(533d) Mathematical Modeling of White Blood Cell Population Dynamics for Disease Prognosis

Authors: 
Chaudhury, A., Harvard Medical School
Higgins, J., Massachusetts General Hospital
The complete blood count (CBC) is one of the most frequently ordered clinical tests for diagnosis and disease monitoring. CBCs are measured using automated hematology analyzers, usually based on principles of flow cytometry. Conventionally, the total number of each blood component (e.g., red blood cells, white blood cells) from the CBC informs diagnosis and monitoring. This approach, while broadly useful, discards a variety of additional data such as the distribution of different components that can be obtained from the analyzers and used for more accurate and earlier detection of diseases. The approach proposed in this project focuses on a case study consisting of patients with acute myocardial infarction (heart attack or AMI), the number one cause of deaths in the world. Early detection of AMI can result in appropriate therapeutic intervention, which can prevent fatal outcomes.

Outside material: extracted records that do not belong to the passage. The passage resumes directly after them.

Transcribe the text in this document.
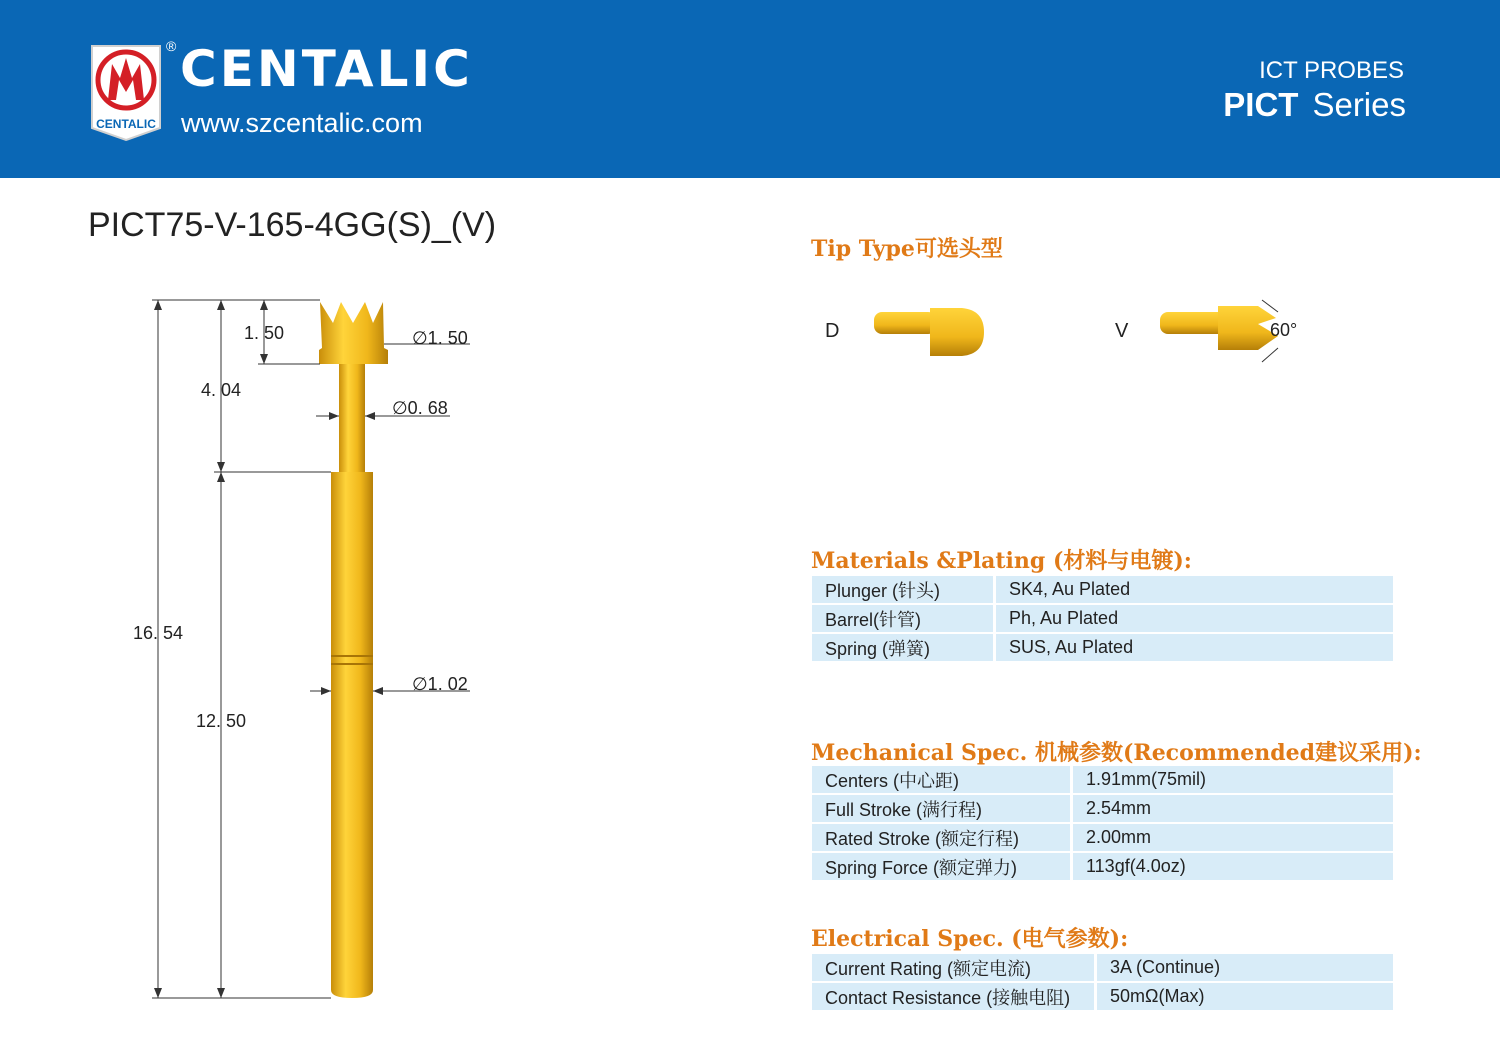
CENTALIC
® CENTALIC
www.szcentalic.com
ICT PROBES
PICT Series
PICT75-V-165-4GG(S)_(V)
1. 50	∅1. 50
4. 04
∅0. 68
16. 54
∅1. 02
12. 50
Tip Type可选头型
D	V	60°
Materials &Plating (材料与电镀):
Plunger (针头)	SK4, Au Plated
Barrel(针管)	Ph, Au Plated
Spring (弹簧)	SUS, Au Plated
Mechanical Spec. 机械参数(Recommended建议采用):
Centers (中心距)	1.91mm(75mil)
Full Stroke (满行程)	2.54mm
Rated Stroke (额定行程)	2.00mm
Spring Force (额定弹力)	113gf(4.0oz)
Electrical Spec. (电气参数):
Current Rating (额定电流)	3A (Continue)
Contact Resistance (接触电阻)	50mΩ(Max)
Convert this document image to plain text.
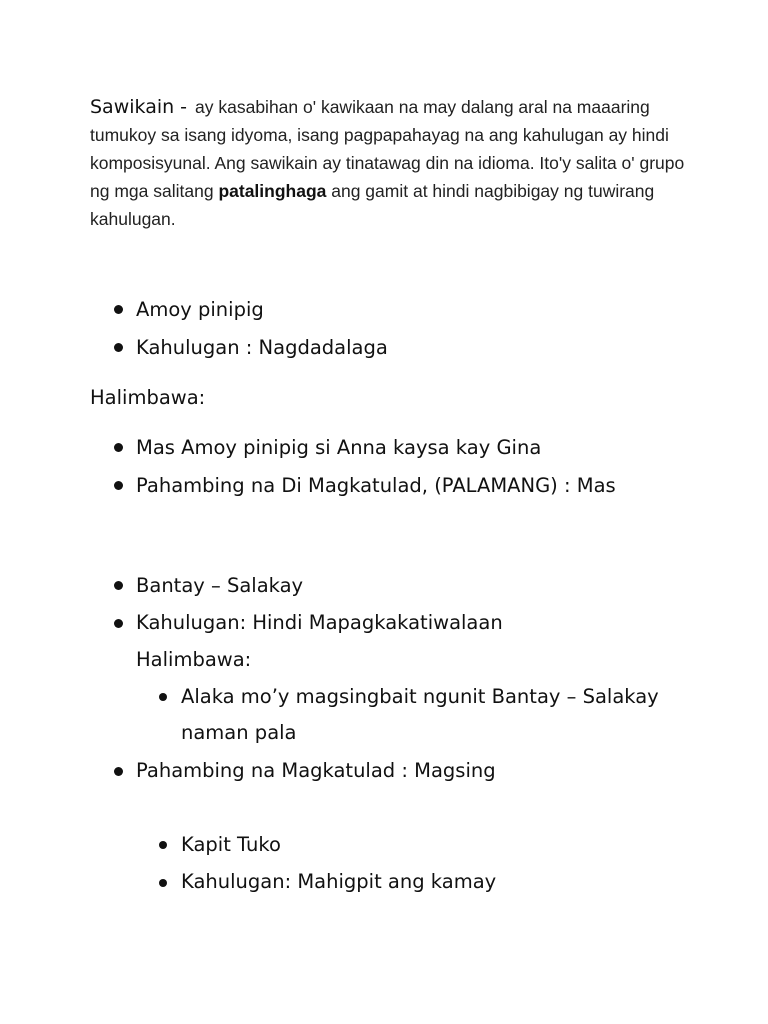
Sawikain - ay kasabihan o' kawikaan na may dalang aral na maaaring tumukoy sa isang idyoma, isang pagpapahayag na ang kahulugan ay hindi komposisyunal. Ang sawikain ay tinatawag din na idioma. Ito'y salita o' grupo ng mga salitang patalinghaga ang gamit at hindi nagbibigay ng tuwirang kahulugan.
Amoy pinipig
Kahulugan : Nagdadalaga
Halimbawa:
Mas Amoy pinipig si Anna kaysa kay Gina
Pahambing na Di Magkatulad, (PALAMANG) : Mas
Bantay – Salakay
Kahulugan: Hindi Mapagkakatiwalaan
Halimbawa:
Alaka mo’y magsingbait ngunit Bantay – Salakay
naman pala
Pahambing na Magkatulad : Magsing
Kapit Tuko
Kahulugan: Mahigpit ang kamay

There is sufficient evidence in the literature highlighting the correlation of white blood cells (WBCs) and WBC subpopulations with AMI. This evidence motivates us to develop additional prognostic tools for examining the WBC dynamics in patients with AMI. In this framework, we aim to extract information from the raw flow cytometry measurements and develop a dynamic mathematical description of WBC subpopulation behavior. For this purpose we are using two cohorts of clinical datasets containing troponin, the gold standard measure of heart muscle cell death, and CBC measurements of patients suspected with AMI. More broadly, our objective is to use patient data to derive insight into the dynamics of human pathophysiology and to develop related clinical tools. This methodology is associated with no additional laboratory testing costs and has immense potential to advance clinical diagnosis, monitoring, and optimization of treatment.